According to Morgan Stanley research, Palantir’s revenue growth has been slowing down over the past few quarters, raising concerns about its ability to maintain its growth momentum. This slowdown has been attributed to a range of factors, including increased competition from emerging players, a decline in government contracts, and a shift towards cloud-based solutions. According to Goldman Sachs analysts, ‘Palantir’s struggling growth momentum presents a significant risk for the company, and investors should be cautious about the implications for its future growth prospects.’
Regional Impact
Palantir’s struggles have significant regional implications. In the United Kingdom, the company’s high-profile contract with the government has raised questions about the use of data analytics in public sector procurement. According to a spokesperson for the UK Ministry of Defence, ‘the use of data analytics in public sector procurement is a key area of focus for the government, and we are working closely with companies like Palantir to ensure that our procurement processes are transparent and fair.’

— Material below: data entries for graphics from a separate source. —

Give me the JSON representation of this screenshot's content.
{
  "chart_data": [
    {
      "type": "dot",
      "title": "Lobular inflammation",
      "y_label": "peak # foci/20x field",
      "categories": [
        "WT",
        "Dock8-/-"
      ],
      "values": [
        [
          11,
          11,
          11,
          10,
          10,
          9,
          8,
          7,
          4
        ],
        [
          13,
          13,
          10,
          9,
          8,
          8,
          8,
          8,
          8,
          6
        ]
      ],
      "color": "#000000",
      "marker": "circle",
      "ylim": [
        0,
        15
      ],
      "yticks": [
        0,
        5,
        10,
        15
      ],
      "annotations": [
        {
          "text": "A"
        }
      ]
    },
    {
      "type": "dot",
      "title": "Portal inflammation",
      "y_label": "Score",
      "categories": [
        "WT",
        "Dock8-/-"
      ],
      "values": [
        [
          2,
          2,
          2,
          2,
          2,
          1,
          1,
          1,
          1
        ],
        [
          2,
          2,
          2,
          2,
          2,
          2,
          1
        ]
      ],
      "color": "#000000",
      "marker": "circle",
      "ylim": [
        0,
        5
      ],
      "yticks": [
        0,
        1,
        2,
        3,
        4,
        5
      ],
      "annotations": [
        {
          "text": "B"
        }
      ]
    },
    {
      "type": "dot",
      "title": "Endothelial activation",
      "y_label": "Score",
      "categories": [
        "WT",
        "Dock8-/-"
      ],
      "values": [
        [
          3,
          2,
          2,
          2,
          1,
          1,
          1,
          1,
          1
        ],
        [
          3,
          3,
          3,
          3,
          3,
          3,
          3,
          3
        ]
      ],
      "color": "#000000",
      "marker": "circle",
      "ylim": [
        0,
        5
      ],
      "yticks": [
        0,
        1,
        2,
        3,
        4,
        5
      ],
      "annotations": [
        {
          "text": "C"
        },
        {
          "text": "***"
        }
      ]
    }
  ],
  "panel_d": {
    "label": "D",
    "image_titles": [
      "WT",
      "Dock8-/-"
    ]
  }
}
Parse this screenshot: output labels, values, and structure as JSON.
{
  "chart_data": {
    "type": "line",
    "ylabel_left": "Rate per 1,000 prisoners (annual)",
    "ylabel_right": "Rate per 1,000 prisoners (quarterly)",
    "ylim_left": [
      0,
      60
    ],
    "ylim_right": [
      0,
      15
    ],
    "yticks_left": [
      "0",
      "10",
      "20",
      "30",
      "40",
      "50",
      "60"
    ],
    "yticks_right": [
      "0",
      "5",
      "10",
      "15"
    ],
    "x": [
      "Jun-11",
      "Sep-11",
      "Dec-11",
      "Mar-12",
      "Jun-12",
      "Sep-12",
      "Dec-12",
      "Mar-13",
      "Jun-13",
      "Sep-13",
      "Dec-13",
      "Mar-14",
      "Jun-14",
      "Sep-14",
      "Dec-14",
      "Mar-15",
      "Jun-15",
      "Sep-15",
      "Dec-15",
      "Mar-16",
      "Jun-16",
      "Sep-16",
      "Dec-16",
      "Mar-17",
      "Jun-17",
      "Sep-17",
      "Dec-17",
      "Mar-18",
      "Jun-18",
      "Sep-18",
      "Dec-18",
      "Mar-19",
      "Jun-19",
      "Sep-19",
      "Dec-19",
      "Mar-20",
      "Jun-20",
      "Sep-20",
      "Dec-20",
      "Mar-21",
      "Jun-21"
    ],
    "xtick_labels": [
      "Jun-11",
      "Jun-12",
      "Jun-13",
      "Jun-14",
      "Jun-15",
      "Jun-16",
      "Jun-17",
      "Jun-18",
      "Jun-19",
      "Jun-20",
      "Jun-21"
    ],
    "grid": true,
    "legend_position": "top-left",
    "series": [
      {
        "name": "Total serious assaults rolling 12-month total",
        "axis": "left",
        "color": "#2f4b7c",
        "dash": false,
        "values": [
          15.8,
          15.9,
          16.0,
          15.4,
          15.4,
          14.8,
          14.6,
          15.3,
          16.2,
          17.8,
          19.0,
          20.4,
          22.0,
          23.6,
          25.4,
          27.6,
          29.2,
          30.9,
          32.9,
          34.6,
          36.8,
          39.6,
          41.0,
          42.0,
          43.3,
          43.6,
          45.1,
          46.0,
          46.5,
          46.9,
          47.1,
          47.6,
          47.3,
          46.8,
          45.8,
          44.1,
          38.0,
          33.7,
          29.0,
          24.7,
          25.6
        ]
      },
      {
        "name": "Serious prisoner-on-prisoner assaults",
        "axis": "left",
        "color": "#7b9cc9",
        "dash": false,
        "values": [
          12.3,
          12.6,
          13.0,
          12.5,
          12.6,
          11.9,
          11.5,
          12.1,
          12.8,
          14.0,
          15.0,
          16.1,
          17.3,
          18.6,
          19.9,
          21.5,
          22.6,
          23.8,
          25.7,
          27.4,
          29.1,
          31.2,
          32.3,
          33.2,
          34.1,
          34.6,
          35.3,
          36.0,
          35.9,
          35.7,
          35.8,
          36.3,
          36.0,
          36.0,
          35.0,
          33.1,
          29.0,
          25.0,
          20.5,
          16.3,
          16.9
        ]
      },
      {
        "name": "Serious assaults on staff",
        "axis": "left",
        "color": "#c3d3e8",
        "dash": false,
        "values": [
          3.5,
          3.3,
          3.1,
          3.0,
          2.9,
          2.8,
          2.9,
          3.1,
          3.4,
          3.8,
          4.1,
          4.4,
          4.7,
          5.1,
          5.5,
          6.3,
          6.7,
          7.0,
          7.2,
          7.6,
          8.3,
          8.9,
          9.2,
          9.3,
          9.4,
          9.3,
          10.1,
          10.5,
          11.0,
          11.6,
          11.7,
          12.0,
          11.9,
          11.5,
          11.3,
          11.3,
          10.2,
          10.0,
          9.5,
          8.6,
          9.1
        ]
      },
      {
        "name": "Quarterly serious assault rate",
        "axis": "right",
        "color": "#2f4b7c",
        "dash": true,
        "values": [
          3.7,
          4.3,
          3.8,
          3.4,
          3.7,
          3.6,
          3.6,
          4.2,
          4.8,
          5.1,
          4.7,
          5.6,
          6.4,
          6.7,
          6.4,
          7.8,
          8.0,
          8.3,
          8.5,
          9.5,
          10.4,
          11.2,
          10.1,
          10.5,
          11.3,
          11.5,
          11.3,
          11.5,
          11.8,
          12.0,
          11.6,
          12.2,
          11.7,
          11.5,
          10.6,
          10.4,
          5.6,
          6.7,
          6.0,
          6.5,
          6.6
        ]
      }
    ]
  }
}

In the European market, Palantir’s struggles have raised concerns about the company’s ability to compete with larger players in the market. According to a spokesperson for the European Commission, ‘the data analytics market in Europe is highly competitive, and companies like Palantir will need to adapt quickly to changing market trends in order to remain competitive.’

What the Experts Say
According to Goldman Sachs analysts, ‘Palantir’s struggling growth momentum presents a significant risk for the company, and investors should be cautious about the implications for its future growth prospects.’ According to Morgan Stanley research, ‘the shift towards cloud-based solutions has put pressure on traditional SaaS models, and companies like Palantir are struggling to adapt.’
According to a spokesperson for Palantir, ‘the company is committed to investing in its business model and adapting to changing market trends.’ According to a report by Bloomberg, ‘Palantir’s CEO, Alex Karp, has been instrumental in driving the company’s innovation agenda, and investors should be encouraged by the company’s commitment to investing in its business model.’
Risks and Opportunities
The risks facing Palantir are significant. The company’s struggling growth momentum, high-profile contract with the US government, and shift towards cloud-based solutions all present significant challenges for the company. According to Morgan Stanley research, ‘the data analytics market is highly competitive, and companies like Palantir will need to adapt quickly to changing market trends in order to remain competitive.’
However, the opportunities for Palantir are also significant. According to Goldman Sachs analysts, ‘the company’s commitment to investing in its business model and adapting to changing market trends presents a compelling buying opportunity for long-term investors.’ According to a report by Forbes, ‘Palantir’s innovative approach to data analytics has the potential to disrupt the industry, and investors should be encouraged by the company’s commitment to innovation.’

What to Watch Next
Investors should be watching Palantir’s next earnings report closely, as it will provide further insight into the company’s growth momentum and ability to adapt to changing market trends. According to Morgan Stanley research, ‘the company’s revenue growth has been slowing down over the past few quarters, and investors should be cautious about the implications for its future growth prospects.’
Additionally, investors should be monitoring Palantir’s progress in adapting to the shift towards cloud-based solutions. According to Goldman Sachs analysts, ‘the company’s ability to adapt to changing market trends will be critical to its future success.’